One obvious solution is to pool resources—sharing tried-and-tested, fully customized environmental sampling equipment allows teams to take a more proactive approach to assembling the right tools for the right response in advance of an incident. Further, in the event of an accidental discharge or spill, this facilitates a rapid and concerted deployment, the costs of which can be evenly distributed among dozens of companies. Deepwater operators in the GOM already share monitoring equipment through industry consortia like HWCG LLC and Marine Well Containment Company (MWCC), but these toolkits are subject to shifting regulations, and so are scrutinized closely.
The SME program's DNV- and ABS-rated Control Van and command center. (Image credit: CSA)

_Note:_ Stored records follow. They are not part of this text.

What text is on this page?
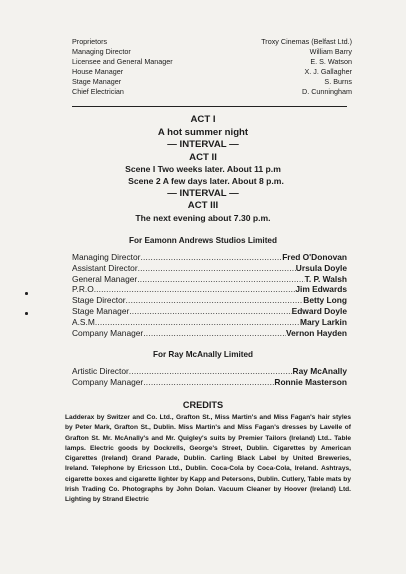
Proprietors	Troxy Cinemas (Belfast Ltd.)
Managing Director	William Barry
Licensee and General Manager	E. S. Watson
House Manager	X. J. Gallagher
Stage Manager	S. Burns
Chief Electrician	D. Cunningham
ACT I
A hot summer night
— INTERVAL —
ACT II
Scene I Two weeks later. About 11 p.m
Scene 2 A few days later. About 8 p.m.
— INTERVAL —
ACT III
The next evening about 7.30 p.m.
For Eamonn Andrews Studios Limited
Managing Director .....	Fred O'Donovan
Assistant Director .....	Ursula Doyle
General Manager .....	T. P. Walsh
P.R.O. .....	Jim Edwards
Stage Director .....	Betty Long
Stage Manager .....	Edward Doyle
A.S.M .....	Mary Larkin
Company Manager .....	Vernon Hayden
For Ray McAnally Limited
Artistic Director .....	Ray McAnally
Company Manager .....	Ronnie Masterson
CREDITS
Ladderax by Switzer and Co. Ltd., Grafton St., Miss Martin's and Miss Fagan's hair styles by Peter Mark, Grafton St., Dublin. Miss Martin's and Miss Fagan's dresses by Lavelle of Grafton St. Mr. McAnally's and Mr. Quigley's suits by Premier Tailors (Ireland) Ltd.. Table lamps. Electric goods by Dockrells, George's Street, Dublin. Cigarettes by American Cigarettes (Ireland) Grand Parade, Dublin. Carling Black Label by United Breweries, Ireland. Telephone by Ericsson Ltd., Dublin. Coca-Cola by Coca-Cola, Ireland. Ashtrays, cigarette boxes and cigarette lighter by Kapp and Petersons, Dublin. Cutlery, Table mats by Irish Trading Co. Photographs by John Dolan. Vacuum Cleaner by Hoover (Ireland) Ltd. Lighting by Strand Electric
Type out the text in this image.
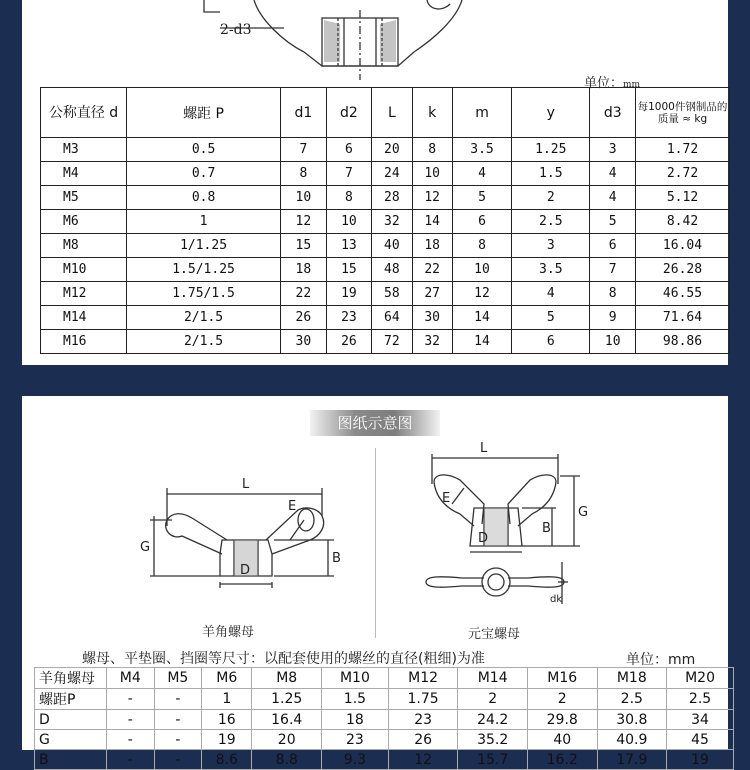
2-d3
单位：mm
公称直径 d	螺距 P	d1	d2	L	k	m	y	d3	每1000件钢制品的质量 ≈ kg
M3	0.5	7	6	20	8	3.5	1.25	3	1.72
M4	0.7	8	7	24	10	4	1.5	4	2.72
M5	0.8	10	8	28	12	5	2	4	5.12
M6	1	12	10	32	14	6	2.5	5	8.42
M8	1/1.25	15	13	40	18	8	3	6	16.04
M10	1.5/1.25	18	15	48	22	10	3.5	7	26.28
M12	1.75/1.5	22	19	58	27	12	4	8	46.55
M14	2/1.5	26	23	64	30	14	5	9	71.64
M16	2/1.5	30	26	72	32	14	6	10	98.86
图纸示意图
L
E
G
B
D
L
E
G
B
D
dk
羊角螺母	元宝螺母
螺母、平垫圈、挡圈等尺寸：以配套使用的螺丝的直径(粗细)为准	单位：mm
羊角螺母	M4	M5	M6	M8	M10	M12	M14	M16	M18	M20
螺距P	-	-	1	1.25	1.5	1.75	2	2	2.5	2.5
D	-	-	16	16.4	18	23	24.2	29.8	30.8	34
G	-	-	19	20	23	26	35.2	40	40.9	45
B	-	-	8.6	8.8	9.3	12	15.7	16.2	17.9	19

In 2023, a team of marine scientists and field operations experts from CSA recently joined forces with HWCG to design, select, and test a new Surface Monitoring Equipment (SME) program in response to new regulatory requirements for the use of dispersants when responding to oil discharges into US waters. When responding to oil discharges, as governed by the US Code of Federal Regulations (CFR) Title 40, Part 300: National Oil and Hazardous Substances Pollution Contingency Plan, Subpart J (40 CFR 300.913), the use of surface dispersants for more than 96 hours or in response to a discharge of more than 100,000 gallons in 24 hours, calls for the collection of water samples and data near the ocean surface, including droplet size distribution, conductivity, temperature, dissolved oxygen, methane, pH, in-situ fluorescence, and salinity.
Depending on the depth, the sensor instrumentation—such as the submersible particle size analyzer and CTDs—is deployed using a towed body or a cast system. An Okeanus LARS (Launch and Recovery System) with a winch, skid-mounted A-frame, and custom cable to 100 m water depth was selected for safe and reliable deck handling. The equipment package also included a custom Control Van, a DNV- and ABS-rated, climate-controlled workspace designed to be used as a command center during both onshore standby and when deployed at sea.
The selection of individual elements of the SME toolkit—both hardware and software—was based not only on the regulatory requirements and the US Coast Guard’s Special Monitoring of Applied Response Technologies (SMART) Protocol but also on CSA’s vast experience with the integration and deployment of commercial marine sampling and monitoring equipment in challenging marine environments. The SME program is now operational, and HWCG and CSA are offering participation in all offshore infrastructure projects in the GOM to improve accessibility to crucial environmental monitoring assets.
LOOKING TO THE FUTURE
Beyond enabling quick and cost-effective access to sampling and monitoring equipment, the SME program will: help customers update their specific Oil Spill Response Plans; provide them with access to scientific and operational support; allow participants to run surface ocean monitoring and deepwater monitoring equipment simultaneously, on different vessels, for a maximum tactical response in the event of a significant oil spill; and improve the likelihood that dispersant use can be authorized and implemented rapidly, ultimately reducing potential impacts to the environment and to human health and safety by reducing oil on the sea surface and oil coming ashore.
Perhaps more than anything, though, as the global energy industry seeks to futureproof offshore exploration, initiatives such as this—which encourage shared learning and collective intervention—will only further engrain a sense of cross-sector guardianship of the GOM.